O exército norte-americano já havia anunciado, na quinta-feira, que entregou ao homólogo libanês um primeiro carregamento de comida, água e medicamentos no Líbano. Outros vão seguir a bordo de aviões militares C-17 fretados desde uma base no Qatar.

A USAid sublinhou no documento que já atribuiu 41,6 milhões de dólares (36,5 milhões de euros) ao Líbano para ajudar na luta contra a pandemia de covid-19.

No entanto, os EUA expressaram dúvidas sobre a ajuda do Fundo Monetário Internacional (FMI) no Líbano, onde Washington gostaria de ver a diminuição da influência do movimento xiita Hezbollah, um aliado do Irão.

Duas fortes explosões sucessivas sacudiram Beirute na terça-feira, causando, pelo menos 154 mortos e cerca de 5.000 feridos, segundo o último balanço feito pelas autoridades libanesas.

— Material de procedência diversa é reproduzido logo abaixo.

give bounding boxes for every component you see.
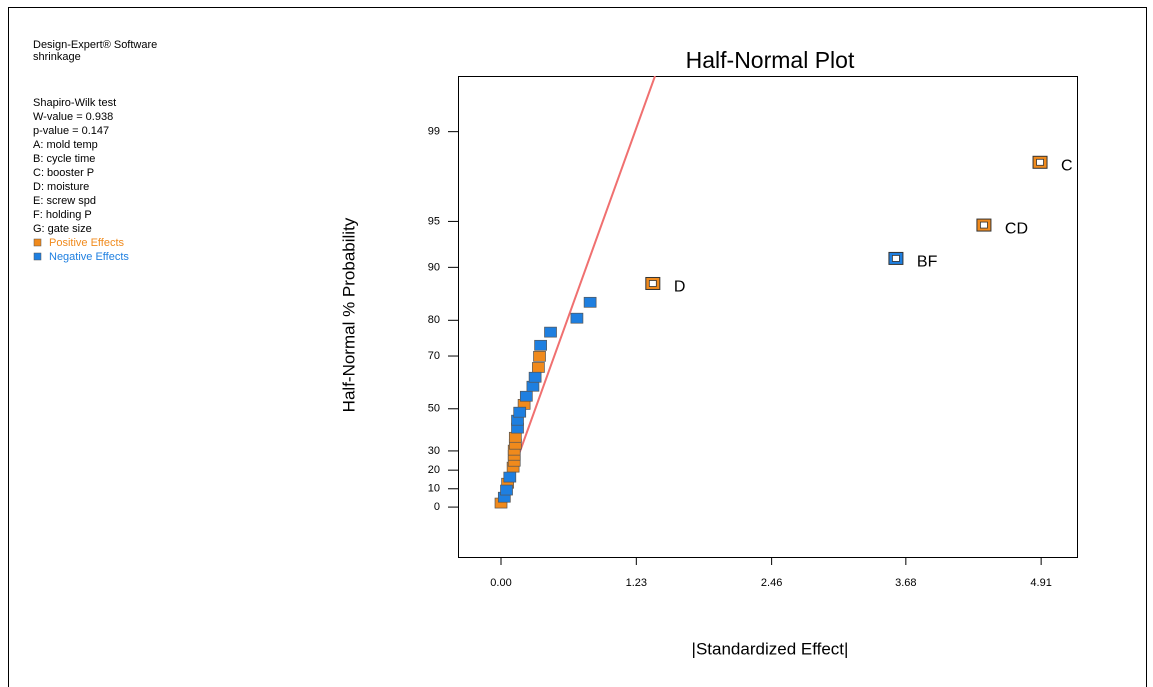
legend-marker xyxy=(33,238,42,247)
y-tick-label: 20 xyxy=(428,464,440,476)
point-label: D xyxy=(674,279,686,296)
point-center xyxy=(648,280,657,287)
x-tick-label: 4.91 xyxy=(1030,577,1051,589)
legend-label: Negative Effects xyxy=(49,251,129,263)
point xyxy=(519,390,533,402)
x-tick-label: 0.00 xyxy=(490,577,511,589)
chart-title: Half-Normal Plot xyxy=(686,47,855,73)
fit-line xyxy=(517,76,656,456)
point xyxy=(544,326,557,338)
legend-label: Positive Effects xyxy=(49,237,124,249)
x-axis-label: |Standardized Effect| xyxy=(692,639,849,658)
note: B: cycle time xyxy=(33,153,95,165)
point xyxy=(513,406,527,418)
x-tick-label: 2.46 xyxy=(761,577,782,589)
point xyxy=(570,312,584,324)
point xyxy=(532,362,545,373)
point xyxy=(533,350,546,362)
point xyxy=(528,371,542,383)
y-tick-label: 0 xyxy=(434,501,440,513)
point xyxy=(583,296,597,308)
y-tick-label: 70 xyxy=(428,350,440,362)
y-tick-label: 80 xyxy=(428,314,440,326)
note: W-value = 0.938 xyxy=(33,111,113,123)
legend-marker xyxy=(33,252,42,261)
point-center xyxy=(1036,158,1044,166)
point-center xyxy=(892,255,900,262)
point-center xyxy=(980,221,988,229)
point-label: CD xyxy=(1005,220,1028,237)
x-tick-label: 3.68 xyxy=(895,577,916,589)
point xyxy=(500,484,513,496)
plot-frame xyxy=(458,76,1078,558)
note: Shapiro-Wilk test xyxy=(33,97,116,109)
note: Design-Expert® Software xyxy=(33,39,157,51)
y-axis-label: Half-Normal % Probability xyxy=(339,217,358,412)
point xyxy=(534,339,547,351)
note: F: holding P xyxy=(33,209,92,221)
note: D: moisture xyxy=(33,181,89,193)
y-tick-label: 50 xyxy=(428,403,440,415)
y-tick-label: 30 xyxy=(428,445,440,457)
point xyxy=(508,431,522,443)
point xyxy=(503,471,517,483)
note: C: booster P xyxy=(33,167,94,179)
x-tick-label: 1.23 xyxy=(626,577,647,589)
note: p-value = 0.147 xyxy=(33,125,109,137)
note: G: gate size xyxy=(33,223,92,235)
point-label: BF xyxy=(917,254,938,271)
y-tick-label: 10 xyxy=(428,483,440,495)
page-frame xyxy=(8,7,1147,687)
y-tick-label: 99 xyxy=(428,126,440,138)
y-tick-label: 90 xyxy=(428,261,440,273)
note: A: mold temp xyxy=(33,139,98,151)
point-label: C xyxy=(1061,158,1073,175)
y-tick-label: 95 xyxy=(428,215,440,227)
note: shrinkage xyxy=(33,51,81,63)
point xyxy=(526,380,540,392)
note: E: screw spd xyxy=(33,195,96,207)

Até 300.000 pessoas terão ficado sem casa devido às explosões, segundo o governador da capital do Líbano, Marwan Abboud.

O Governo português indicou na terça-feira não ter indicações de que haja cidadãos nacionais entre as vítimas.

As violentas explosões deverão ter tido origem em materiais explosivos confiscados e armazenados há vários anos no porto da capital libanesa.

O primeiro-ministro libanês, Hassan Diab, revelou que cerca de 2.750 toneladas de nitrato de amónio estavam armazenadas no depósito do porto de Beirute que explodiu.